Summing it up, the compost on top is an excellent combination of at least five good things:

  • Mulch to lessen weed growth
  • Organic matter to protect soil from extremes of rain and temperature
  • A larder of food for soil life below
  • The first stage of preparing a seedbed
  • A source of nutrients throughout the coming year.

You can see this slow but balanced flow of nutrients in the picture above of two sweet basil plants, both six months old. where the right hand one is growing in homemade compost and the left hand one in multipurpose compost. Both have had small amounts of comfrey and nettle feed, and looked quite similar until August, when the own-compost plant suddenly became noticeably greener and lusher. Garden compost is amazing stuff! I think it is much better value than charcoal, after seeing a year of comparing growth between plants with and without charcoal finings added to the soil. Growth is no stronger and currently there is more slug damage to leaves of leaf radish in the beds with charcoal, which surprises me when observing how sharp its edges are, yet not enough to discourage slugs.

Preparing for next year, on soil full of weeds

The above needs modifying if you are reclaiming a weedy plot. Light exclusion is key, achieved through a combination of thicker dressings of organic matter, up to six inches – which is often enough to clean soil which has no major infestation of perennial weeds such as couch grass and marestail – and a sheet on top of black plastic, membrane or cardboard.
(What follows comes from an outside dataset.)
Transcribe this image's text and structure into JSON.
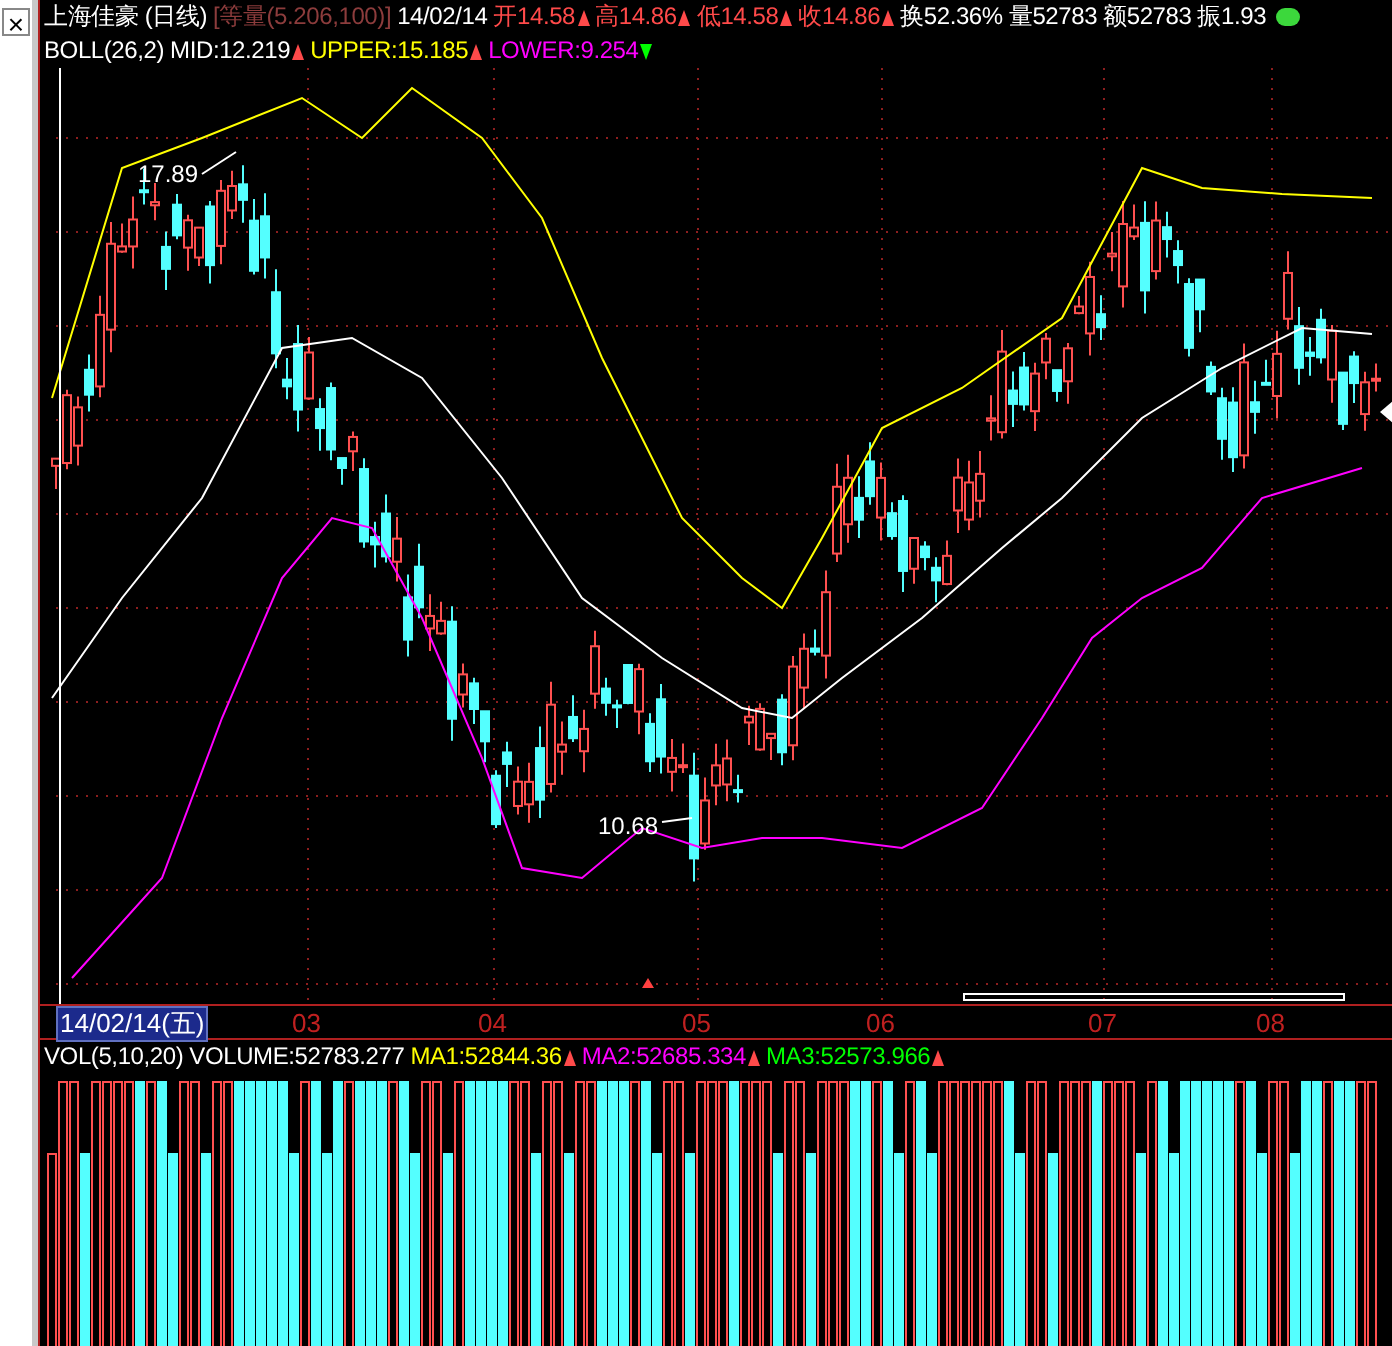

See “no dig growing” for tips on this, and be clear about the two different phases:

  1. Initial cleaning of soil and boosting of soil fertility at the same time
  2. Ongoing maintenance of clean, healthy soil which needs less input of time and materials.

Stage 1 CAN take just a few hours if, before you start, the soil is growing mostly annual grasses and weeds. Or it may take a year for roots of vigorous perennials to run out of reserves, sometimes using a trowel to remove regrowing weeds before the leaves can feed dying roots and allow them to regenerate.